Die Audi-Beschäftigten in Neckarsulm kämpfen gegen die Schließung des dortigen Werks. Am 29. Juli beteiligten sich 6.000 Kolleginnen und Kollegen an einer Betriebsratssprechstunde am Tor 6. Dicht an dicht standen sie mit ihren Transparenten. Ihre klare Botschaft an die Geschäftsführung lautete: „Audi Neckarsulm muss bleiben!“
Der Weg der Audi-Beschäftigten vom Werksgelände zu Tor 6 wurde zur Demonstration. Begrüßt wurden sie dabei von Kolleginnen und Kollegen, die aus anderen Metallbetrieben gekommen waren – unter anderem von Porsche Zuffenhausen und Mercedes Untertürkheim. Auch sie hatten eine klare Botschaft mitgebracht, die sie in Sprechchören und auf Transparenten deutlich machten: „Ohne Streik wird sich nichts verändern!“
Auch die Belegschaften bei Mercedes und Porsche sind von Arbeitsplatzabbau und Sparprogrammen bedroht. Die Werksschließung in Neckarsulm ist Teil eines Sparprogramms des VW-Konzerns, das neben dem Abbau von 100.000 Arbeitsplätzen weltweit auch die Schließung von vier deutschen Werken vorsieht.
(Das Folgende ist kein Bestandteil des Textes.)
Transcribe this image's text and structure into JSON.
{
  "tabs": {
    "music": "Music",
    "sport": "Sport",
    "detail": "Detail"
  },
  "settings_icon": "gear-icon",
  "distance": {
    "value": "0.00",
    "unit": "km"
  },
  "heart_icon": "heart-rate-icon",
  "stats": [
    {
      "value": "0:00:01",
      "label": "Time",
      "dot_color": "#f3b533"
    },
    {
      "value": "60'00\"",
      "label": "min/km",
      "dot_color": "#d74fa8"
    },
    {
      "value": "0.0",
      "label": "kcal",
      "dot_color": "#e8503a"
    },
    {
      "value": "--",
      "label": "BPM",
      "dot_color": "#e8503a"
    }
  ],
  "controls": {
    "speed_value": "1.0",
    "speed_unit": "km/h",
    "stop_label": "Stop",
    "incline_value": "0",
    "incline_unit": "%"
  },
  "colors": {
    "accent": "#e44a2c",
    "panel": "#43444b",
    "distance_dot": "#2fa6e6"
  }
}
Bei einem ersten Protest Anfang Juli waren nur Vertrauensleute und Azubis aufgerufen worden. 800 beteiligten sich und forderten eine klare Perspektive für das Werk. Bislang steht fest, dass die Modellpalette um bis zu 50 Prozent und die Ausstattungsoptionen um bis zu 75 Prozent reduziert werden sollen. Das verkündete der Konzernvorstand nach der letzten Aufsichtsratssitzung Anfang Juli.
Für das Neckarsulmer Werk wurde zwar eine Beschäftigungsgarantie bis 2034 vereinbart, doch in diesem Zeitraum werden eben auch die aktuell dort gefertigten Modelle A5 und A6 auslaufen. Was darauf folgen soll, ist völlig unklar. Auch für den A8, der bereits in diesem Jahr auslaufen soll, gibt es noch kein Nachfolgemodell. Deshalb sind bei vielen der rund 15.000 Beschäftigten Angst und Verunsicherung groß.

Ari Zartmann, Vertrauenskörperleiter der IG Metall bei Audi Neckarsulm, betonte die große, beeindruckende Geschlossenheit der Belegschaft: „Heute wurde sichtbar, was unseren Standort auszeichnet: Solidarität, Zusammenhalt und die Entschlossenheit, gemeinsam für die Zukunft einzustehen.“ Karola Frank, Vorsitzende des Vertrauenskörpers der IG Metall bei Audi in Ingolstadt, hob in ihrem Grußwort die Bedeutung von Zusammenhalt, Mitbestimmung und gegenseitiger Unterstützung in schwierigen Zeiten hervor.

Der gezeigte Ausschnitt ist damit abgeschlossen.